Matt Boyle, Entry #4, Do We Only Cure Dogs? "Nayyyyy."

After all this talk about CD40 and K562s that are irradiated and culturing the cells, I realized I have never explained to you guys what CD-40 B Cell activation is.  My bad.   So here we go.

Cd40 B Cell activation is a method by which B Cells become antigen presenting cells.  The binding of CD40 to CD40 Ligand activates the cells, thereby increasing the ability of the cells to present foreign antigen to the immune system.  In the, the PBMCs of an organism are extracted and cultured with these feeder cells (from the K562 cell line) expressing CD40L.  In the presence of the cytokine interleukin 4 (IL-4) the activated cells proliferate, allowing for a large number of cells to be grown from a small number extracted from a blood sample.  This is extremely advantageous because, as each vaccine is specific to the host the blood was taken from, just a small amount of B cells from a small blood sample can grow into a huge amount of antigen presenting B cells that will increase the immune-response to the cancer.

The problem is (and the efforts of my project are based around) the feeder cells we have in the lab express HUMAN CD40L.  Canine CD40 recognized the human CD40L but we do not know if the horse CD40 will.  I performed a blast search on the homology of canine and equine CD40 and the proteins are approximately 70% similar so nothing is guaranteed.  Should the CD40 of the equine cells bind with the human CD40L, the cells will be activated and their proliferation will be sustained in the lab until B-Cell count reaches a threshold of viable cells able to be infused back into the horse.  Then the cells will be electroporated with the RNA from a tumor sample of the horse removed via a biopsy.  The B Cells will then present the tumor RNA as an foreign antigen to the immune system, and upon re-infusion into the horse (the same horse that the B Cells came from) its immune system will recognize the tumor as foreign, thereby educating it to recognize and kill the rest of the tumor cells.

An animation of the CD40 B Cell Activation. The little orange things on the sides is RNA being electroportated into the cells before re infusion of the B Cells into the patient 

The science behind the protocol is truly fascinating but that is only half of the reason I am enjoying EXP so much. The other half is because of the people I get to work with.  Dr. Mason Is truly hilarious; for example, when the horse blood came in she was walking around saying “NAYYY.”  Dr. Mason also just got a full-time vet to help her with the trials in the clinic (her name is Martha and she just graduated from Cornell’s Vet School).  We all went out to dinner in Philly for Martha’s first day where Dr. Mason was telling us about how she was invited to Richard Lichter’s dog’s birthday party on Saturday.  Richard Lichter is a multi-millionaire who owns Mel Gibson’s old estate in Greenwich Connecticut with 16.5 bathrooms) and his goal in life is to cure equine lymphoma.  He is an enormous benefactor for Penn’s veterinary research and has a party date set (April 16) for the celebration of Dr. Mason having cured canine lymphoma.  Upon hearing this, Dr. Mason decided we must get to work as cancer is certainly not cured yet. We sat outside at dinner and Dr. Mason was directing a girl to parallel park next to our table when a group of people came out of the restaurant in a huge fight.  People were screaming at each other and Dr. Mason did not miss a beat as she stood there like one of those people on the runways at airports helping this girl parallel park.  It was probably the funniest moment from my time in the lab.

As for the horse cells, they look horrendous. But not really.   If you look through the microscope at the K562 Wells in relation to the KtCD40L Wells, there is significant more clumping in the CD40L wells, leading one to believe the B Cells were indeed interacting with the human CD40 protein.  However, upon analysis, the B Cell populations were almost completely dead (as you can see in the flow graph).  Despite this failure, the way the cells looked through the microscope was very promising.  The cells seem to be interacting with the protein but not proliferating, which could be very closely related to an insufficient amount of the cytokine IL-4 that causes proliferation or perhaps there is insufficient serum, insulin, or other component of the growth media.

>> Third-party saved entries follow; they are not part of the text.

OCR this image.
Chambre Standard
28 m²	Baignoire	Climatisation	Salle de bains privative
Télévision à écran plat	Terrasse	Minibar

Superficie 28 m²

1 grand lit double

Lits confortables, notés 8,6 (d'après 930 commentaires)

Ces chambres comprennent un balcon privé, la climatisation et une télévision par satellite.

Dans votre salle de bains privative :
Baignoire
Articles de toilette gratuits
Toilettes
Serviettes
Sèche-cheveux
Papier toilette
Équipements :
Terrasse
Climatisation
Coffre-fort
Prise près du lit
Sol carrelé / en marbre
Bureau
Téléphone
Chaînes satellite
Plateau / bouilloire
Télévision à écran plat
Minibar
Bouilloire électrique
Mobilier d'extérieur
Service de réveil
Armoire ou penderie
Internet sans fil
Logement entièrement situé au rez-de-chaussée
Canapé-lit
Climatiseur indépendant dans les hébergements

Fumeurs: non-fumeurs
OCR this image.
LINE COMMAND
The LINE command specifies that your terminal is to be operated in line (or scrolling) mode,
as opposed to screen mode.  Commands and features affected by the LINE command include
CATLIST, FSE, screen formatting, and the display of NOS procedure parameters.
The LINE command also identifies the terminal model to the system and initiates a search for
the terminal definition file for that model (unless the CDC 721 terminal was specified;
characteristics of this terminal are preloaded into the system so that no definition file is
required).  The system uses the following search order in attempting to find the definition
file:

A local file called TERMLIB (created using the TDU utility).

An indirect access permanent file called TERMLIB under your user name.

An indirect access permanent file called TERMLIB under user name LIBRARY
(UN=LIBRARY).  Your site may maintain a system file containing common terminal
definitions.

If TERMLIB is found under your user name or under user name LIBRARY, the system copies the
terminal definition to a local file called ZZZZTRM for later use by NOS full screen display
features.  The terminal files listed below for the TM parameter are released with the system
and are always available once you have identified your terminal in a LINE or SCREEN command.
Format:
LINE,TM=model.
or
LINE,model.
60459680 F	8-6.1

The K562 (left) and KtCD40L (right) wells as they appeared through the microscope.  There is obvious clumping going on in the KtCD40L wells; significantly more than in the K562 wells, leading one to believe that the equine CD40 is indeed interacting with the huamn CD40L.

 These the flowcytometry graphs pertaining to B Cell population in one horse (R600). You can see from the day the bloods arrived (left) that the B Cells made up 17% of the living PBMCs, but on day 7 when the cells were flowed again, the percentage of B Cells had shrunk to only 3.12% of the population.  This is an opposite result to what we thought was the case by looking at the cells through the microscope.

The plan from here is to get new horse blood and determine which components we will change from the media or in what is added to the wells to initiate B-Cell proliferation.  Now I am staying for an extra week to have some time to see round two through to completion.